A ver, tema azúcar invertido: Si no tenéis azúcar de este tipo o no os apetece prepararlo, utilizáis la misma cantidad del normal, no pasa nada, pero es que el azúcar invertido es muy utilizado en la heladería por su poder anticongelante, es decir, evita la recristalización, como la glucosa o la dextrosa, proporcionando al helado una textura maleable, suave y cremosa. Pero, ¿qué es el azúcar invertido?, es el líquido o jarabe resultante del proceso de inversión del azúcar mediante la acción ácida o enzimática, o sea, con una solución de agua, azúcar y ácido cítrico se separan los dos componentes del azúcar, la fructosa y la glucosa. El azúcar invertido se puede comprar hecho, pero también podemos hacerlo en casa como yo hice, para ello necesitaremos:

Ingredientes para hacer azúcar invertido:

  • 400 g  de azúcar
  • 150 ml de agua
  • 7 g de zumo de limón (medio limón pequeñito exprimido)
  • 4 g de bicarbonato sódico (el de toda la vida)
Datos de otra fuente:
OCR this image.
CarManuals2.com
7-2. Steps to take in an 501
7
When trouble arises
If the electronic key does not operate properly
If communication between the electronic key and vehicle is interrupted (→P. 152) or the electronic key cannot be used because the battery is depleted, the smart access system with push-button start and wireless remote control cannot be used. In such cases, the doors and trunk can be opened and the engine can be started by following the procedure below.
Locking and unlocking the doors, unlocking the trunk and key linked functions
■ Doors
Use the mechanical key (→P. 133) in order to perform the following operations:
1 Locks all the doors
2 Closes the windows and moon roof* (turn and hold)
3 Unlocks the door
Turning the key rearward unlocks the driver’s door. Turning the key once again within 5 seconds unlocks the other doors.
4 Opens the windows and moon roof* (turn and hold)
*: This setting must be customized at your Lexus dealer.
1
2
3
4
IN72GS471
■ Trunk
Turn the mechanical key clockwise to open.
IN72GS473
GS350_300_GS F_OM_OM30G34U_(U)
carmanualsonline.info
Resultado tras la elaboración del azúcar invertido, queda un jarabe.

Para hacer el azúcar invertido debemos mezclar el zumo de limón con el agua y luego incorporarlo al azúcar, mezclamos y llevamos al fuego. Cuando empiece a hervir retiramos del fuego y dejamos enfriar un ratito, entonces añadimos el bicarbonato sódico, que hace que se equilibre el pH y mezclamos bien. El jarabe resultante se pondrá blanquecino, pero su color definitivo es ambarino pálido cuando se enfríe. Como digo, no es imprescindible hacer este paso, pero viene muy bien para que los helados no se queden con textura “de cristal” y si te sobra jarabe, pues no pasa nada, a la nevera y a por la próxima receta. Por cierto, el poder endulzante de este sirope es superior al de el azúcar normal, tened esto en cuenta.

Empecé mezclando la leche con el azúcar invertido y llevé a fuego, removiendo constantemente para que el azúcar se mezclara perfectamente. Por otro lado, preparé  las yemas y las mezclé con la nata, a la que previamente le había incorporado la esencia de vainilla. La mezcla de yemas+natas fue incorporada a la leche+azúcar y volvió al fuego sin parar de remover, despacio, pero sin parar. En un ratito empieza a espesar un poco y lo retiro de la placa de inducción, para ponerlo a enfriar. Podemos enfriar rápidamente metiendo el bol en otro con hielo o bien lo dejamos en la nevera removiendo poco a poco, aunque a la nevera, las cosas templadas o calientes, cuantas menos mejor. Al final, la textura y aspecto de la crema inglesa que buscamos es algo parecido a esto:

Crema inglesa de vainilla que servirá de base para el helado

Y llegó el momento de mezclar todo este maremágnum de ingredientes y hacer el helado  propiamente dicho. Montada la heladera fui incorporando los distintos componentes, empezando por la crema de vainilla. Normalmente tarda unos 10 o 15 minutos en hacerse el helado, por lo que cuando ví que la cosa empezaba a espesar le añadí en primer lugar la masa de galletas cortada en trocitos y todas las pepitas de chocolate.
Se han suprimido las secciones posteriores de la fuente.